In 2021, together with three colleagues, Cort Rudolph, assistant professor of Psychology at Saint Louis University, published a study into the use of generational labels that concluded: "Whether a generational label is new and catchy or accepted and seemingly mundane, it is built on the back of modern ageism, and generationalism — just like other "isms" — is far from benign."
On the phone from Saint Louis, Rudolph, who's a Millennial, gives an example: "Let's say you were a manager at work and you had a supervisee who was a relatively older individual and they weren't doing their job, and you said this specific person can't do their job because they're older - that would be construed as ageism. But if you said, 'These Boomers, they're all obsolete now,' you're not necessarily engaging that ageist sentiment - it's 'generational'."
He says he understands why generational labels have persisted in the management literature and the popular press, because they're digestible, easy-to-understand concepts: "These ideas have been around for so long I would argue they're pretty fundamental to the way we define ourselves as people," he says.

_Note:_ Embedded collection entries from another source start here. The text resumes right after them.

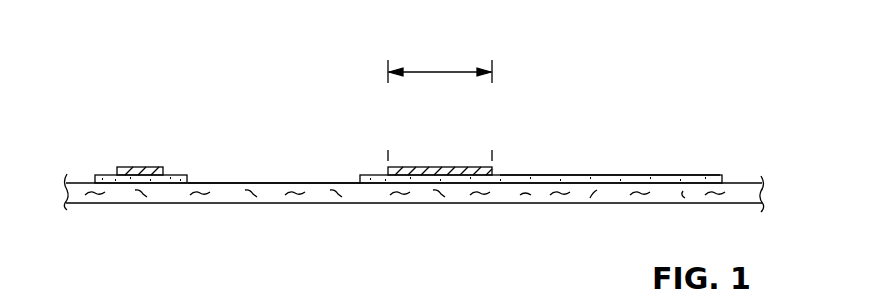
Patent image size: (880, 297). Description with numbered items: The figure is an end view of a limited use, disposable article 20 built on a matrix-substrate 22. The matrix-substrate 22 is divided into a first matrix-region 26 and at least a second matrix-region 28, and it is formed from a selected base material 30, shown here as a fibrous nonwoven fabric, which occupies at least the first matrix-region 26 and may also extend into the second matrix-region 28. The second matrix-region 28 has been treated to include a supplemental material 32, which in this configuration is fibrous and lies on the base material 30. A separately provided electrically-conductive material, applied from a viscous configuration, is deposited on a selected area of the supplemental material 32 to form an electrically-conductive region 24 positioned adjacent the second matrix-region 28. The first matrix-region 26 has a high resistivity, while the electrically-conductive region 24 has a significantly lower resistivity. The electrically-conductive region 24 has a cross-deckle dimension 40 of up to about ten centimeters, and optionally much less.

The disposable article 20 is at (112, 122).
The matrix-substrate 22 is at (90, 203).
The electrically-conductive region 24 is at (142, 167).
The first matrix-region 26 is at (268, 165).
The second matrix-region 28 is at (583, 165).
The base material 30 is at (183, 193).
The supplemental material 32 is at (100, 175).
The cross-deckle dimension 40 is at (445, 70).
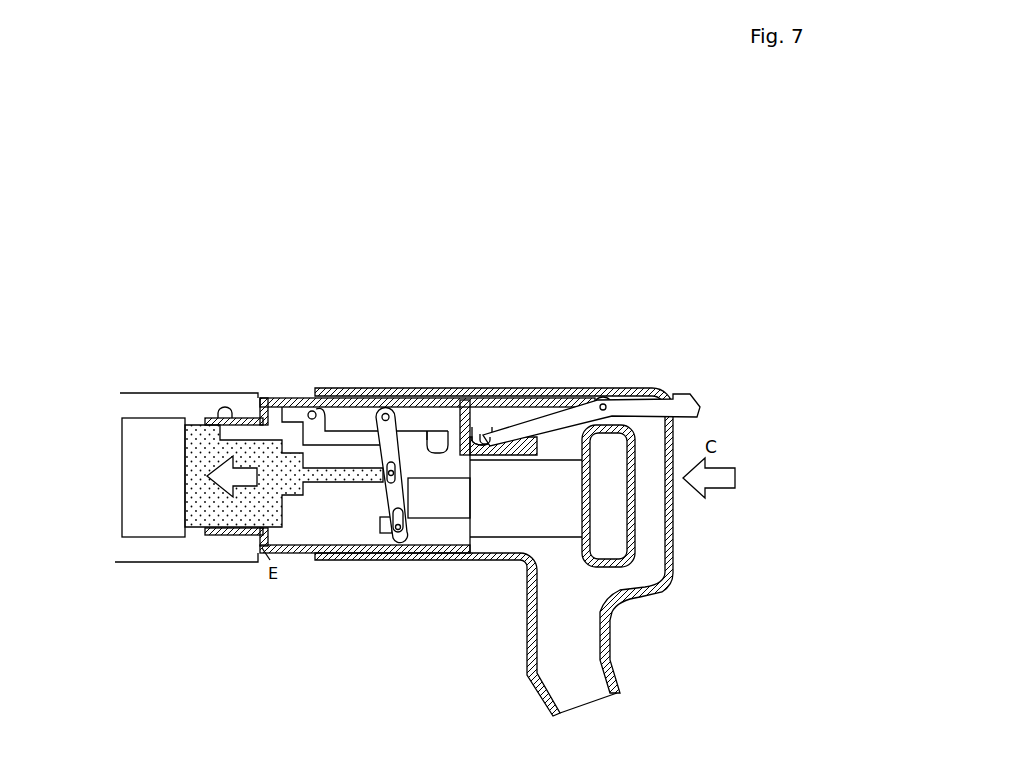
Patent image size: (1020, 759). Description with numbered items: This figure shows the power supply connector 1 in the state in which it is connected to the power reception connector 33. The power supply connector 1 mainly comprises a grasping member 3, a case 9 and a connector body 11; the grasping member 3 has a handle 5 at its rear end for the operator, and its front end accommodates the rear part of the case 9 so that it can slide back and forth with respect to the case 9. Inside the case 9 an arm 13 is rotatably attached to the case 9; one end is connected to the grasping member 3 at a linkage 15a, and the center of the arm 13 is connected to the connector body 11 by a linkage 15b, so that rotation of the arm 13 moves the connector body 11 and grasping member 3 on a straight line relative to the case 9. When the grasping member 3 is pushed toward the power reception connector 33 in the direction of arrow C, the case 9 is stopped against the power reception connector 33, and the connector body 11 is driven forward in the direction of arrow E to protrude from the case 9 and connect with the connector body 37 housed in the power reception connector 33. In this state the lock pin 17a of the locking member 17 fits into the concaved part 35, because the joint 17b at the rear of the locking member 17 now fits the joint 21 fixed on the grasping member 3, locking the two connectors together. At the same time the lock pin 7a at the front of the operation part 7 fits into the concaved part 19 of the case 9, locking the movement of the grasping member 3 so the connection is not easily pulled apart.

The power supply connector 1 is at (539, 186).
The grasping member 3 is at (322, 562).
The handle 5 is at (606, 520).
The operation part 7 is at (655, 388).
The lock pin 7a is at (506, 430).
The case 9 is at (278, 398).
The connector body 11 is at (245, 518).
The arm 13 is at (388, 492).
The linkage 15a is at (393, 534).
The linkage 15b is at (398, 465).
The locking member 17 is at (265, 398).
The lock pin 17a is at (235, 408).
The joint 17b is at (450, 440).
The concaved part 19 is at (485, 425).
The joint 21 is at (425, 440).
The power reception connector 33 is at (202, 557).
The concaved part 35 is at (207, 416).
The connector body 37 is at (128, 503).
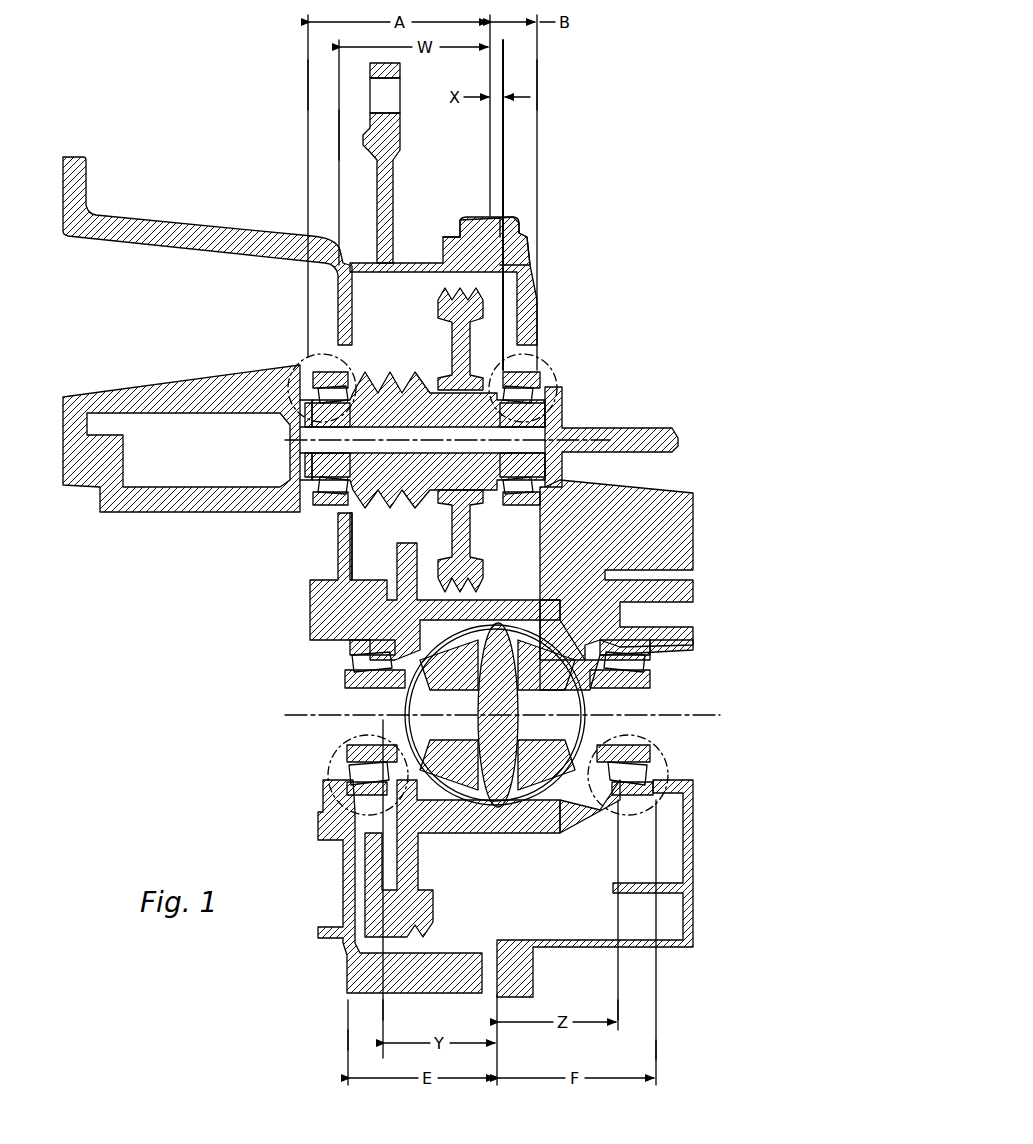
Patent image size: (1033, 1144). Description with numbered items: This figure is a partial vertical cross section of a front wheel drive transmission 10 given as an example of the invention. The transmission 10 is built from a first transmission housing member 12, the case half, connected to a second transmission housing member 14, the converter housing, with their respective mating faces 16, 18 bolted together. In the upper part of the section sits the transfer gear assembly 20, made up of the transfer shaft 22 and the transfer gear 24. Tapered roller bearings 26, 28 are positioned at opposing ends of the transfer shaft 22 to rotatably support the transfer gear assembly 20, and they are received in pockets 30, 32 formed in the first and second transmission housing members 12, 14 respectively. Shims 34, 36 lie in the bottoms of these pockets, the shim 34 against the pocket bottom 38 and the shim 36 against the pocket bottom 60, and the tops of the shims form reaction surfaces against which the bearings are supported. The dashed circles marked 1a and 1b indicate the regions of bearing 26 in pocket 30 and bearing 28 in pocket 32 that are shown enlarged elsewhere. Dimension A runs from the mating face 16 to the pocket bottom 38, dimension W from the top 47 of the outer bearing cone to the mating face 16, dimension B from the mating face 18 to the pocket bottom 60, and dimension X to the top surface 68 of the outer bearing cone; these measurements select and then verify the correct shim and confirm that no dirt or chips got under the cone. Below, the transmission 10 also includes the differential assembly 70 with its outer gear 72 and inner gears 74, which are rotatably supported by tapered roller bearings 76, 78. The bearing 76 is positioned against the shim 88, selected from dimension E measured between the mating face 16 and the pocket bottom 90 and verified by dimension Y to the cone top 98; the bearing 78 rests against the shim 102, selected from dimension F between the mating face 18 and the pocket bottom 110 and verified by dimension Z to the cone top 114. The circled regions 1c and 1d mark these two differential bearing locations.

The front wheel drive transmission 10 is at (115, 112).
The first transmission housing member 12 is at (105, 388).
The second transmission housing member 14 is at (675, 435).
The mating face 16 is at (512, 222).
The mating face 18 is at (470, 222).
The transfer gear assembly 20 is at (380, 335).
The transfer shaft 22 is at (395, 372).
The transfer gear 24 is at (442, 315).
The tapered roller bearing 26 is at (297, 398).
The tapered roller bearing 28 is at (540, 398).
The pocket 30 is at (303, 355).
The pocket 32 is at (533, 355).
The shim 34 is at (292, 375).
The shim 36 is at (525, 368).
The pocket bottom 38 is at (308, 85).
The top of outer tapered bearing cone 47 is at (339, 138).
The pocket bottom 60 is at (537, 88).
The top surface of outer tapered bearing cone 68 is at (503, 146).
The differential assembly 70 is at (335, 695).
The outer gear 72 is at (372, 527).
The inner gears 74 is at (540, 690).
The tapered roller bearing 76 is at (330, 660).
The tapered roller bearing 78 is at (655, 663).
The shim 88 is at (333, 790).
The pocket bottom 90 is at (348, 1040).
The top of outer tapered bearing cone 98 is at (380, 1010).
The shim 102 is at (680, 790).
The pocket bottom 110 is at (656, 1035).
The top of outer tapered bearing cone 114 is at (618, 1012).
The enlarged view of bearing 26 in pocket 30 1a is at (262, 372).
The enlarged view of bearing 28 in pocket 32 1b is at (530, 315).
The enlarged view of bearing 76 1c is at (325, 750).
The enlarged view of bearing 78 1d is at (660, 750).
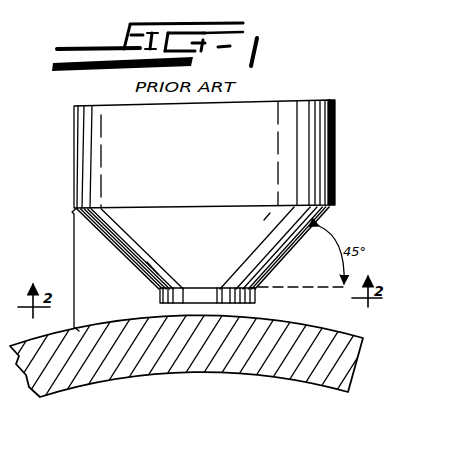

Things are changing though. In 2020, Rudolph was part of a team that worked on a research report for the US Army, which was released under the title: "Are Generational Categories Meaningful Distinctions for Workforce Management?" As you would expect for an organisation as large and powerful as the US Army, the report was long and scientifically exhaustive. Its conclusion was "No." It read, in part: "Rigorous studies have shown that individuals from the same generation are just as likely to be different from one another as they are from individuals born in other generations." And: "There is no evidence to support that groups defined by race, ethnicity, gender, age, or generation share the same work values or needs. Abilities, attitudes and values of individual workers are shaped by a variety of life and career experiences."
Classic Millennial research findings, amirite?!
A story of Generation Z:
A Pākehā boy is born into a poor household in Māngere in 2000. He is straight. He has undiagnosed ADHD. He is conventionally attractive and popular and sexually active from a young age. His parents are libertarians and each room in their house is hung with inspirational quotes from David Seymour, who he comes to idolise. He contracts a chronic disease in his late teens, affecting his mobility. He becomes depressed. He likes smoking marijuana and bird-spotting. He leaves Māngere only once a year, at Christmas, to stay with his aunty in Raglan. He finishes school at 15 and goes to work as a stop-go man.
A Māori girl is born into a comfortable home in Epsom in 2001. She is gay. She has ADHD, which is identified early and effectively treated. By the time she’s 18, she’s lived in five different countries. Her parents are socialists. Her home features a good deal of post-modern European literature, which she reads voraciously. In her teens, she becomes active in a pentecostal youth group. She excels at school and goes on to university, where she studies the history of science. During her holidays, she gets a job as a stop-go woman, where she works alongside the Pākehā boy in silence, because they don’t have anything to talk about.